Saturday, March 17, 2012

Making Copies

Remember carbon paper? It came in four colors – blue, black, blue/black and red – at least those are the only colors I remember. I actually still have some stashed away in basic black. I saw it on sale someplace about ten years ago and decided to buy some before it became extinct. Of course, I am not sure what I thought I would do with it. As it turns out, I have found a few instances when I used it with a clipboard to make a handwritten receipt at the same time as the original purchase information. At that rate, I will be able to leave an almost full package for my grandchildren (Hmmh.. maybe I should tell them what is for. )

I remember typing with carbon paper. You could actually have 5 or 6 sheets of carbon paper if your copies were made on very thin onion-skin paper. But the copies on the top were darker than the ones on the bottom. So, the most “worthy” copied recipients got the darkest copies.

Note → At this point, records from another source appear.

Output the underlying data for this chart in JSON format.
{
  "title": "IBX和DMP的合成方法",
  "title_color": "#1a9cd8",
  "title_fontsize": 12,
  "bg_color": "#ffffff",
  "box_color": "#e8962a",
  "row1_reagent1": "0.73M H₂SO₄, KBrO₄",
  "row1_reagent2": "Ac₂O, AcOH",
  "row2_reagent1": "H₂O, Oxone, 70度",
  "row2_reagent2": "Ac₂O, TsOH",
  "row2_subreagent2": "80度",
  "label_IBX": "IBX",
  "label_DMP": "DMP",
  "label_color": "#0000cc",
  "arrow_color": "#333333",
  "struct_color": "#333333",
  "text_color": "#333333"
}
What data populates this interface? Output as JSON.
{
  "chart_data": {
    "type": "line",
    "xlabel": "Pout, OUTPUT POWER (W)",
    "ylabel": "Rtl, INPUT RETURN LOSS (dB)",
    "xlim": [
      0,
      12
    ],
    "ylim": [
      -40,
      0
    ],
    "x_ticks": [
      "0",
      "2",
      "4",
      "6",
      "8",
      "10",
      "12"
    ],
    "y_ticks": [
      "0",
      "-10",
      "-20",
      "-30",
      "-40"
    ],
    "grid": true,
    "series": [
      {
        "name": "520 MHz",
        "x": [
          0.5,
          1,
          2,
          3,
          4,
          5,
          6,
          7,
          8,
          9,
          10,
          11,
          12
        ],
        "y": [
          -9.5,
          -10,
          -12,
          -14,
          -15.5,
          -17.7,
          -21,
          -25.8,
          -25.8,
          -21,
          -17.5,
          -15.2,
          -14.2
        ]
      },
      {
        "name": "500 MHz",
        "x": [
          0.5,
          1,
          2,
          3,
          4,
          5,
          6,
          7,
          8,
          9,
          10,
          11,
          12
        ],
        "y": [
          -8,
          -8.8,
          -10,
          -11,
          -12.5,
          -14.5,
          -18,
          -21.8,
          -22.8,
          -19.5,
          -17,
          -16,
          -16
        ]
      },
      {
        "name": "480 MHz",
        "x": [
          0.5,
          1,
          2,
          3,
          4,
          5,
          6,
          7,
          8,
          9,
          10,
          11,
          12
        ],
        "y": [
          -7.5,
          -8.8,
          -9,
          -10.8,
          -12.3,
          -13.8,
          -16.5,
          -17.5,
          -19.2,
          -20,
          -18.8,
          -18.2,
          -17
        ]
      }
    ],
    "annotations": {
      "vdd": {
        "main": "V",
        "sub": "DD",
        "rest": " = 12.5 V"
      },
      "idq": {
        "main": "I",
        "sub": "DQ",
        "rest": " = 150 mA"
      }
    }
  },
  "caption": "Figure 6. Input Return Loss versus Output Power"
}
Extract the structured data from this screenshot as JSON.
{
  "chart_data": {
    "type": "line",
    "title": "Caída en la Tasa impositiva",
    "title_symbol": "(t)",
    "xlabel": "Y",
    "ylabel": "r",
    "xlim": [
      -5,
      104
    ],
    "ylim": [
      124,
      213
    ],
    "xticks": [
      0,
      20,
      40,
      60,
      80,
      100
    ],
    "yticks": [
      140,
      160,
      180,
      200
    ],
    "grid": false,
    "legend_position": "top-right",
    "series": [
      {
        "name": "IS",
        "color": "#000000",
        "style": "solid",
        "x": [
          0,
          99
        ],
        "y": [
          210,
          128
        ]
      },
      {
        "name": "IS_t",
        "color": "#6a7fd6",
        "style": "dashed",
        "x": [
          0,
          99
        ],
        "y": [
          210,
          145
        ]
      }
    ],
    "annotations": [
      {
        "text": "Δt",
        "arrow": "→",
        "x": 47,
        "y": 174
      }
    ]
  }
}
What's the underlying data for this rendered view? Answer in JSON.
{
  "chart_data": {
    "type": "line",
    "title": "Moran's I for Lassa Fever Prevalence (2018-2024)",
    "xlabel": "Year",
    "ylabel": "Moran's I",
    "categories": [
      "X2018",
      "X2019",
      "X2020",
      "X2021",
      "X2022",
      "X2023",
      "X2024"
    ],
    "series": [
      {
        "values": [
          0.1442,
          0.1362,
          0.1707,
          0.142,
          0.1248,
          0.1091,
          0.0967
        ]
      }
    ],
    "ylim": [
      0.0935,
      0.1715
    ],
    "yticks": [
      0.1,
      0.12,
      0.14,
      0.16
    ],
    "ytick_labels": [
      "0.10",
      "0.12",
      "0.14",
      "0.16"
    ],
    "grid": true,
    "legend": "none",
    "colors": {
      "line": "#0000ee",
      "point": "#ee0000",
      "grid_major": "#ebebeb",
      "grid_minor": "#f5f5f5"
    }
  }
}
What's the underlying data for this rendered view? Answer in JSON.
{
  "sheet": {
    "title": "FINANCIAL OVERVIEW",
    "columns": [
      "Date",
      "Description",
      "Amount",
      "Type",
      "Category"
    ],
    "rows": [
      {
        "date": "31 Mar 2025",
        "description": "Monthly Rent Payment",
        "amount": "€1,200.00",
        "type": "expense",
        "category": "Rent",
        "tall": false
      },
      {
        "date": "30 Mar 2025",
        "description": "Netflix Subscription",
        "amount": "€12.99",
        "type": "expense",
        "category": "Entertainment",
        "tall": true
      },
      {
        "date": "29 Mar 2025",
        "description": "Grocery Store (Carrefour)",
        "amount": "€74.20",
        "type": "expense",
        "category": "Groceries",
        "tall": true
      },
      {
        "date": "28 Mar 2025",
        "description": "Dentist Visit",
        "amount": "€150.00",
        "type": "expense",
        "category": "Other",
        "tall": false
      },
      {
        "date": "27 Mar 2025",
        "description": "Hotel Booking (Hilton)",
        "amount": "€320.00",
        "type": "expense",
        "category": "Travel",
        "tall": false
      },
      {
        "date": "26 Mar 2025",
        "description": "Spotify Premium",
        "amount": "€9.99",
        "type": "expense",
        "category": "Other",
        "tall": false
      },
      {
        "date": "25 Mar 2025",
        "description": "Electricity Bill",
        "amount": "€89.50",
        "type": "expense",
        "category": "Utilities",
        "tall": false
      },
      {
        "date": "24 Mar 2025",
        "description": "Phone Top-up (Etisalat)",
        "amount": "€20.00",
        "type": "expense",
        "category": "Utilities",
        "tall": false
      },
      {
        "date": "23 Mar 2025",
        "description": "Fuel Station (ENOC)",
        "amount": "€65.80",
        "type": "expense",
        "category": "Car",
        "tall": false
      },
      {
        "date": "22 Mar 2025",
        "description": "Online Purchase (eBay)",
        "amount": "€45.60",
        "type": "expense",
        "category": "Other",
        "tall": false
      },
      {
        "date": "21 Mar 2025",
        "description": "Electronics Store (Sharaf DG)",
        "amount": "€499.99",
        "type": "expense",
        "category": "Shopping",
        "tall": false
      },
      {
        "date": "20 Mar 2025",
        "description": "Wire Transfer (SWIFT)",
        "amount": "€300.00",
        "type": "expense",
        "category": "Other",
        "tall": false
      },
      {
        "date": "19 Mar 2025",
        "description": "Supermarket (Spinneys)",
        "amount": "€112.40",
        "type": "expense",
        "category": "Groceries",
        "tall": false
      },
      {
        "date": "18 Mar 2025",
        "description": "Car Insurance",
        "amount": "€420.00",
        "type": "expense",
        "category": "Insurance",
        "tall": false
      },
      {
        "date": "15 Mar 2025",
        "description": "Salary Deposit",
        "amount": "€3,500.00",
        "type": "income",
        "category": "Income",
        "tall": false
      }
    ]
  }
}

Of course, typing using carbon paper was not for anyone prone to typos. The process for making a correction was no fun. First, you would tear off as many small slips of paper as you had carbons. You would then go to the last carbon and erase the error with a special typing eraser with a little stiff brush on opposite end from the eraser (my favorite brand was a soft green color). You used the brush to get rid of the erasure fragments. Then you would move to the next sheet and insert a small piece of paper behind the carbon so the pressure you apply in making the erasure will not smear the page behind it. Once you have erased all of the copies and the original, you would hit the correct key and hope the erasure is not too noticeable.

In grammar school, high school and even college, we got dittos – sometimes still wreaking of intoxicating fluid and damp to the touch, but always purple. The teachers could handwrite or type them on a Ditto master. Forever, I will associate the smell of Ditto fluid with the dreaded “pop quiz.”

For larger copy jobs, there was the fancier duplicating machine which printed out in black very quickly. This type machine was used by my professors and my sorority alike. I mastered the art of typing stencils, provided I had an adequate supply of stencil correction fluid – another memorable smell. It was hard to get the long stencil positioned just right and the ink pad properly saturated.

By the time I was in graduate school in 1968, the campus bookstore had a copier. It was a wonderful machine that spared me from using carbon paper. For certain papers, I need to keep a copy. For others, I had to submit multiple copies. Life was good!

When I got my first job out grad school, it was as Assistant Librarian a small college in the mid-west. The library had a copy machine and I was in charge of it. It was a Xerox 914 copier, the workhorse of the day. It was a very large box that stood on the floor. As with any copier, it was prone to misfeeds. Whenever there was a misfeed, we had to remove the shiny black drum, handling it carefully to avoid scratching it. Only certain staff members were qualified to exercise the care necessary for this delicate task.

We moved to California is 1971, and I longed for the convenience of a home copier. I purchased a used thermal copier (Thermofax machine). It would make copies and it would also laminate and make overhead transparencies
By the late 1970s when I worked at an independent school, there was a collection of Diito machines, duplicating machines, a copier and a thermal copier – not to mention access to a printing company. And we still used carbon paper sometimes!
In 1980, I was working in a new, small independent school. Someone gave us a strange copier that required us to make an intermediary sheet before making a copy. I never really liked that machine. We bought a Ditto machine and managed for quite a few years with what was referred to as “fuzzy facsimiles.”

In the ‘80s, ‘90s and into the 2000s, the thing to do was to rent a big fancy copier. At the school and later when I started my own business, the big copier was our salvation. We had different copiers made by different companies, but all them misfeed prone. Repairs required waiting for the “copier guy” and sometimes meant ordering a part and waiting several days. Still, we were making copies. We said goodbye to carbon paper, Dittos and the duplicating machine.

But when I took my business virtual in 2006, I dumped the rental copier. For what I was paying each month, I could buy a small copier that is still, to this date, working OK. It has been repaired a couple of times, but is functional.
These days, we also have all-in-ones --- we have three of them in the house and they all make copies – albeit slowly – especially if in color. The fax machine also makes copies. So, counting the copier, we have at least five ways to make copies. But we don’t make so many copies these days.

Most everything we do is saved digitally and never printed – much less copied. On the other hand, there is still the need to send out larger quantities of things to be printed. Instead of making copies, usually I send the file to a printer who makes the copies and send them wherever they are to go. That spares me of the challenges of collating and stapling.
But there is still that range between 2 and 25 copies where the simplest thing is to do it on the copier. This is the job I hate the most. My little copier is smart enough to collate, but it won’t staple.

I guess the next step for me with be to find a fast, small volume copier that collates. It better not mis-feed, but I bet it will. They all seem to misfeed.